Müzede; Milattan önce 15 milyon yıl öncesi fosil kalıntıları, Bizans’ın son dönemlerine ait Bithynia ve Mysia bölgelerinde bulunmuş eserler ve Anadolu’nun diğer kültürlerine ait birçok eser bulunmaktadır.





Bu eserlernden özellikle insan yaşamına ait olanlar benim çok dikkatimi çekti. Mesela yukardaki fotoğrafta dikiş iğneleri var. 


Bu fotoğrafta da iğne, iplik ve makarayı görüyoruz. Ne kadar ileri ne kadar geri gidersek gidelim bazı şeyler asla kaybolmuyor.



Çok çeşitli su kapları, sürahiler vardı. Su taşımalı yapıldığında bu alanda farklı eserler görmek daha kolay. Sadece ihtiyaç odaklı yapılanlar değil estetik olarak da ince ince düşünüp yapmış oldukları kaplar çok ilginç.
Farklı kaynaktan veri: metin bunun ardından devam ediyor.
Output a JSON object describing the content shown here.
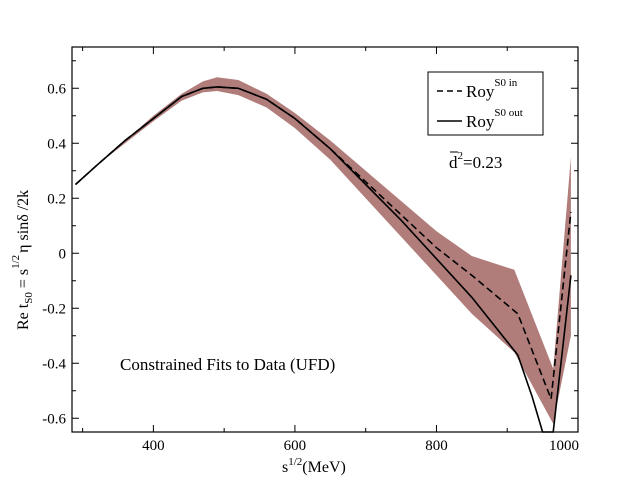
{
  "chart_data": {
    "type": "line",
    "title": "",
    "xlabel": "s",
    "xlabel_sup": "1/2",
    "xlabel_unit": "(MeV)",
    "ylabel_parts": {
      "prefix": "Re t",
      "sub": "S0",
      "eq": " = s",
      "sup": "1/2",
      "rest": "η sinδ /2k"
    },
    "xlim": [
      285,
      1000
    ],
    "ylim": [
      -0.65,
      0.75
    ],
    "xticks": [
      {
        "value": 400,
        "label": "400"
      },
      {
        "value": 600,
        "label": "600"
      },
      {
        "value": 800,
        "label": "800"
      },
      {
        "value": 1000,
        "label": "1000"
      }
    ],
    "yticks": [
      {
        "value": 0.6,
        "label": "0.6"
      },
      {
        "value": 0.4,
        "label": "0.4"
      },
      {
        "value": 0.2,
        "label": "0.2"
      },
      {
        "value": 0.0,
        "label": "0"
      },
      {
        "value": -0.2,
        "label": "-0.2"
      },
      {
        "value": -0.4,
        "label": "-0.4"
      },
      {
        "value": -0.6,
        "label": "-0.6"
      }
    ],
    "band": {
      "name": "uncertainty band",
      "color": "#b07d7b",
      "x": [
        290,
        320,
        360,
        400,
        440,
        470,
        490,
        520,
        560,
        600,
        650,
        700,
        750,
        800,
        850,
        910,
        965,
        990
      ],
      "upper": [
        0.25,
        0.32,
        0.41,
        0.5,
        0.58,
        0.625,
        0.64,
        0.63,
        0.58,
        0.51,
        0.41,
        0.3,
        0.19,
        0.08,
        -0.01,
        -0.06,
        -0.42,
        0.35
      ],
      "lower": [
        0.25,
        0.32,
        0.4,
        0.48,
        0.555,
        0.585,
        0.59,
        0.575,
        0.53,
        0.455,
        0.34,
        0.2,
        0.06,
        -0.08,
        -0.22,
        -0.36,
        -0.62,
        -0.3
      ]
    },
    "series": [
      {
        "name": "Roy S0 in",
        "style": "dashed",
        "color": "#000000",
        "x": [
          290,
          320,
          360,
          400,
          440,
          470,
          490,
          520,
          560,
          600,
          650,
          700,
          750,
          800,
          850,
          915,
          962,
          990
        ],
        "y": [
          0.25,
          0.32,
          0.41,
          0.49,
          0.57,
          0.6,
          0.605,
          0.6,
          0.56,
          0.49,
          0.38,
          0.26,
          0.14,
          0.02,
          -0.08,
          -0.22,
          -0.53,
          0.15
        ]
      },
      {
        "name": "Roy S0 out",
        "style": "solid",
        "color": "#000000",
        "x": [
          290,
          320,
          360,
          400,
          440,
          470,
          490,
          520,
          560,
          600,
          650,
          700,
          750,
          800,
          850,
          915,
          935,
          950,
          965,
          990
        ],
        "y": [
          0.25,
          0.32,
          0.41,
          0.49,
          0.57,
          0.6,
          0.605,
          0.6,
          0.56,
          0.49,
          0.38,
          0.25,
          0.12,
          -0.02,
          -0.16,
          -0.37,
          -0.52,
          -0.65,
          -0.65,
          -0.08
        ]
      }
    ],
    "legend": {
      "position": "top-right",
      "entries": [
        {
          "label": "Roy",
          "sup": "S0 in",
          "style": "dashed"
        },
        {
          "label": "Roy",
          "sup": "S0 out",
          "style": "solid"
        }
      ]
    },
    "annotations": {
      "d2_base": "d",
      "d2_sup": "2",
      "d2_value": "=0.23",
      "note": "Constrained Fits to Data (UFD)"
    }
  }
}
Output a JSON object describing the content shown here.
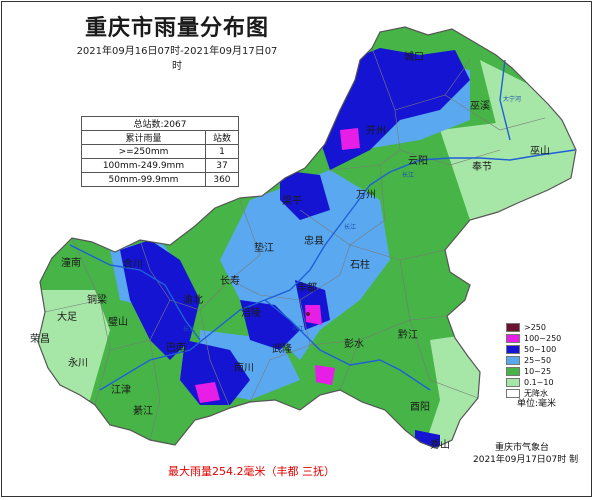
{
  "title": "重庆市雨量分布图",
  "subtitle": "2021年09月16日07时-2021年09月17日07时",
  "stats": {
    "total": "总站数:2067",
    "col_rain": "累计雨量",
    "col_count": "站数",
    "rows": [
      {
        "range": ">=250mm",
        "count": "1"
      },
      {
        "range": "100mm-249.9mm",
        "count": "37"
      },
      {
        "range": "50mm-99.9mm",
        "count": "360"
      }
    ]
  },
  "map": {
    "districts": [
      "城口",
      "巫溪",
      "巫山",
      "奉节",
      "云阳",
      "开州",
      "万州",
      "梁平",
      "忠县",
      "垫江",
      "石柱",
      "长寿",
      "涪陵",
      "丰都",
      "彭水",
      "黔江",
      "酉阳",
      "秀山",
      "武隆",
      "南川",
      "綦江",
      "江津",
      "永川",
      "荣昌",
      "大足",
      "潼南",
      "铜梁",
      "合川",
      "璧山",
      "巴南",
      "渝北"
    ],
    "river_labels": [
      "大宁河",
      "长江",
      "长江",
      "乌江",
      "长江"
    ],
    "colors": {
      "boundary": "#7a7a7a",
      "river": "#1f5fd8",
      "province_outline": "#555555"
    }
  },
  "legend": {
    "items": [
      {
        "label": ">250",
        "color": "#6b1432"
      },
      {
        "label": "100~250",
        "color": "#e61ee6"
      },
      {
        "label": "50~100",
        "color": "#1414d2"
      },
      {
        "label": "25~50",
        "color": "#5aa8f0"
      },
      {
        "label": "10~25",
        "color": "#46b446"
      },
      {
        "label": "0.1~10",
        "color": "#a6e6a6"
      },
      {
        "label": "无降水",
        "color": "#ffffff"
      }
    ],
    "unit": "单位:毫米"
  },
  "credits": {
    "agency": "重庆市气象台",
    "made": "2021年09月17日07时 制"
  },
  "max_rain": "最大雨量254.2毫米（丰都 三抚）"
}
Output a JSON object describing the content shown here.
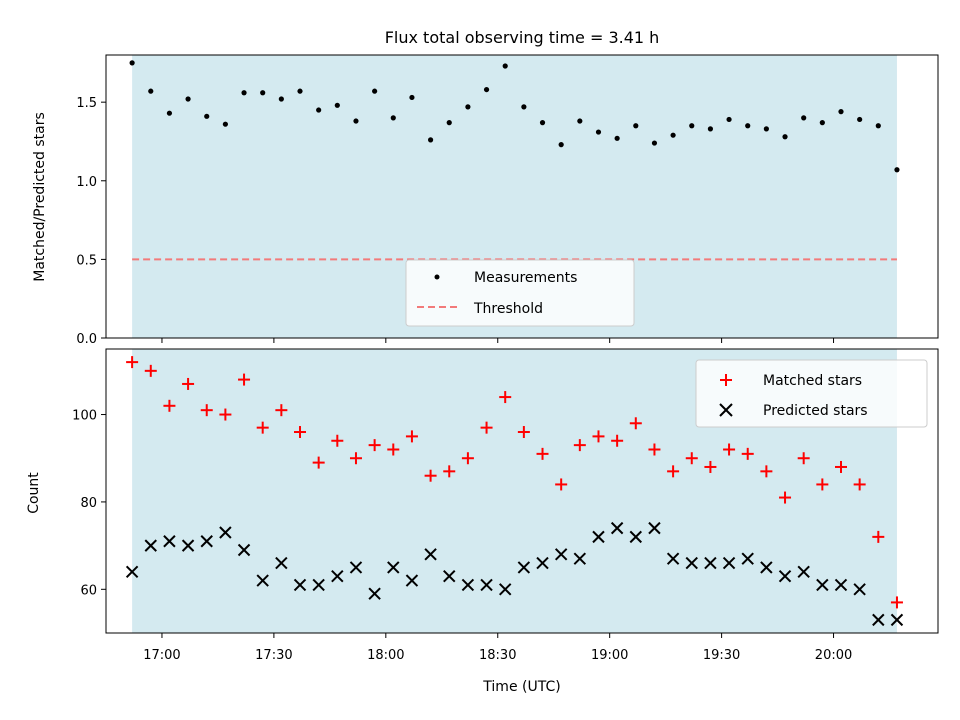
{
  "colors": {
    "observing_span": "#d4eaf0",
    "measurement": "#000000",
    "threshold": "#f27a7a",
    "matched": "#ff0000",
    "predicted": "#000000"
  },
  "chart_data": [
    {
      "type": "scatter",
      "title": "Flux total observing time = 3.41 h",
      "xlabel": "",
      "ylabel": "Matched/Predicted stars",
      "xlim": [
        "16:45",
        "20:28"
      ],
      "ylim": [
        0,
        1.8
      ],
      "yticks": [
        0.0,
        0.5,
        1.0,
        1.5
      ],
      "ytick_labels": [
        "0.0",
        "0.5",
        "1.0",
        "1.5"
      ],
      "observing_span": [
        "16:52",
        "20:17"
      ],
      "threshold": 0.5,
      "legend": {
        "placement": "lower center",
        "entries": [
          "Measurements",
          "Threshold"
        ]
      },
      "series": [
        {
          "name": "Measurements",
          "x": [
            "16:52",
            "16:57",
            "17:02",
            "17:07",
            "17:12",
            "17:17",
            "17:22",
            "17:27",
            "17:32",
            "17:37",
            "17:42",
            "17:47",
            "17:52",
            "17:57",
            "18:02",
            "18:07",
            "18:12",
            "18:17",
            "18:22",
            "18:27",
            "18:32",
            "18:37",
            "18:42",
            "18:47",
            "18:52",
            "18:57",
            "19:02",
            "19:07",
            "19:12",
            "19:17",
            "19:22",
            "19:27",
            "19:32",
            "19:37",
            "19:42",
            "19:47",
            "19:52",
            "19:57",
            "20:02",
            "20:07",
            "20:12",
            "20:17"
          ],
          "y": [
            1.75,
            1.57,
            1.43,
            1.52,
            1.41,
            1.36,
            1.56,
            1.56,
            1.52,
            1.57,
            1.45,
            1.48,
            1.38,
            1.57,
            1.4,
            1.53,
            1.26,
            1.37,
            1.47,
            1.58,
            1.73,
            1.47,
            1.37,
            1.23,
            1.38,
            1.31,
            1.27,
            1.35,
            1.24,
            1.29,
            1.35,
            1.33,
            1.39,
            1.35,
            1.33,
            1.28,
            1.4,
            1.37,
            1.44,
            1.39,
            1.35,
            1.07
          ]
        }
      ]
    },
    {
      "type": "scatter",
      "title": "",
      "xlabel": "Time (UTC)",
      "ylabel": "Count",
      "xlim": [
        "16:45",
        "20:28"
      ],
      "ylim": [
        50,
        115
      ],
      "yticks": [
        60,
        80,
        100
      ],
      "ytick_labels": [
        "60",
        "80",
        "100"
      ],
      "xticks": [
        "17:00",
        "17:30",
        "18:00",
        "18:30",
        "19:00",
        "19:30",
        "20:00"
      ],
      "xtick_labels": [
        "17:00",
        "17:30",
        "18:00",
        "18:30",
        "19:00",
        "19:30",
        "20:00"
      ],
      "observing_span": [
        "16:52",
        "20:17"
      ],
      "legend": {
        "placement": "upper right",
        "entries": [
          "Matched stars",
          "Predicted stars"
        ]
      },
      "series": [
        {
          "name": "Matched stars",
          "x": [
            "16:52",
            "16:57",
            "17:02",
            "17:07",
            "17:12",
            "17:17",
            "17:22",
            "17:27",
            "17:32",
            "17:37",
            "17:42",
            "17:47",
            "17:52",
            "17:57",
            "18:02",
            "18:07",
            "18:12",
            "18:17",
            "18:22",
            "18:27",
            "18:32",
            "18:37",
            "18:42",
            "18:47",
            "18:52",
            "18:57",
            "19:02",
            "19:07",
            "19:12",
            "19:17",
            "19:22",
            "19:27",
            "19:32",
            "19:37",
            "19:42",
            "19:47",
            "19:52",
            "19:57",
            "20:02",
            "20:07",
            "20:12",
            "20:17"
          ],
          "y": [
            112,
            110,
            102,
            107,
            101,
            100,
            108,
            97,
            101,
            96,
            89,
            94,
            90,
            93,
            92,
            95,
            86,
            87,
            90,
            97,
            104,
            96,
            91,
            84,
            93,
            95,
            94,
            98,
            92,
            87,
            90,
            88,
            92,
            91,
            87,
            81,
            90,
            84,
            88,
            84,
            72,
            57
          ]
        },
        {
          "name": "Predicted stars",
          "x": [
            "16:52",
            "16:57",
            "17:02",
            "17:07",
            "17:12",
            "17:17",
            "17:22",
            "17:27",
            "17:32",
            "17:37",
            "17:42",
            "17:47",
            "17:52",
            "17:57",
            "18:02",
            "18:07",
            "18:12",
            "18:17",
            "18:22",
            "18:27",
            "18:32",
            "18:37",
            "18:42",
            "18:47",
            "18:52",
            "18:57",
            "19:02",
            "19:07",
            "19:12",
            "19:17",
            "19:22",
            "19:27",
            "19:32",
            "19:37",
            "19:42",
            "19:47",
            "19:52",
            "19:57",
            "20:02",
            "20:07",
            "20:12",
            "20:17"
          ],
          "y": [
            64,
            70,
            71,
            70,
            71,
            73,
            69,
            62,
            66,
            61,
            61,
            63,
            65,
            59,
            65,
            62,
            68,
            63,
            61,
            61,
            60,
            65,
            66,
            68,
            67,
            72,
            74,
            72,
            74,
            67,
            66,
            66,
            66,
            67,
            65,
            63,
            64,
            61,
            61,
            60,
            53,
            53
          ]
        }
      ]
    }
  ]
}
Müzedeki en eski aletlerden biri. Avcı rolüne geçen insanoğlunun ilk kullandığı aletlerden. Taşın şekli, ucuna ek bir taş -sanırım keskinliği artırmak için- taşı ip gibi bir şeyle bağlamaları; çok düşündürücü.









Rivayet odur ki ölenin ardından ağlayanlar gözyaşlarını şişelere doldurur ve ölüyle beraber gömerlermiş. Bu, ölünün ardından gösterilen bir tür vefa ritüeliymiş. Gözyaşlarının doldurulduğu şişelere gözyaşı şişesi denirmiş. Bu şişelerin sembolik olduğu ve çoğu kez mezarda yatanı çeşitli açılardan tasvir ettiği de söylenir. Bu şişelerin hakikatinin tam olarak ne olduğu kaynak yetersizliğinden bilinmiyor.







Lahitlerden çıkartılan mezarlar çok ürkütücüydü. Ölüm gerçeği bu kadar çıplak ilk defa çarpıldı yüzüme.






Bir lahit, bir müze bir de ölüm...




Üst katta sadece paralara ait olan bir kısım vardı.
Sikke basan uygarlıkların başında Lidya var, Grek ve Pers uygarlıkları da onları takip etmiş. 
Bütün bu sikkeler devletin özerklik alameti olarak, devlet namına basılmış.






Müzenin en ilginç, en korkunç ve bir  kadar da muhteşem olan yeri şüphe yok ki Üç Pınar Tümülüsü Araba Buluntuları Salonu.
 1988 Yılında Bursa ve Balıkesir Müzesi ortaklığıyla gerçekleştirilen kurtarma kazısında ortaya çıkan M.Ö. 6.yüzyıla tarihlenen Akhamenidler Dönemine ait Tümülüs aslına uygun, içindeki buluntularla birlikte sergileniyor.
 Tekerlek parçaları ve at koşum takımlarından oluşan buluntular mezar odasının girişi önünde bulunmuş. 




Ben ilk girince mezara kadar giremeden geri döndüm. Flaş açmak da yasaktı.
Arkadaşım giremedi.
Ben ikinci denemem de mezar odasının kapısına kadar yaklaşık bir iki poz alabildim. 😁




Saatin hiç farkına varmadan gezdiğimiz bu müzeye ben bayıldım. Yaklaşık iki saat gezdik -arka bahçeye girmeden- . 
Soğuk, yağmurlu, daha göremesek de karlı günlerde nereye gitsek, ne yapsak sorunsalımıza tek çözüm sinema-avm değil.
Müzeler, müzelerimiz bizi bekliyor.
👋

 Bir sonraki yazı da buluşmak üzere.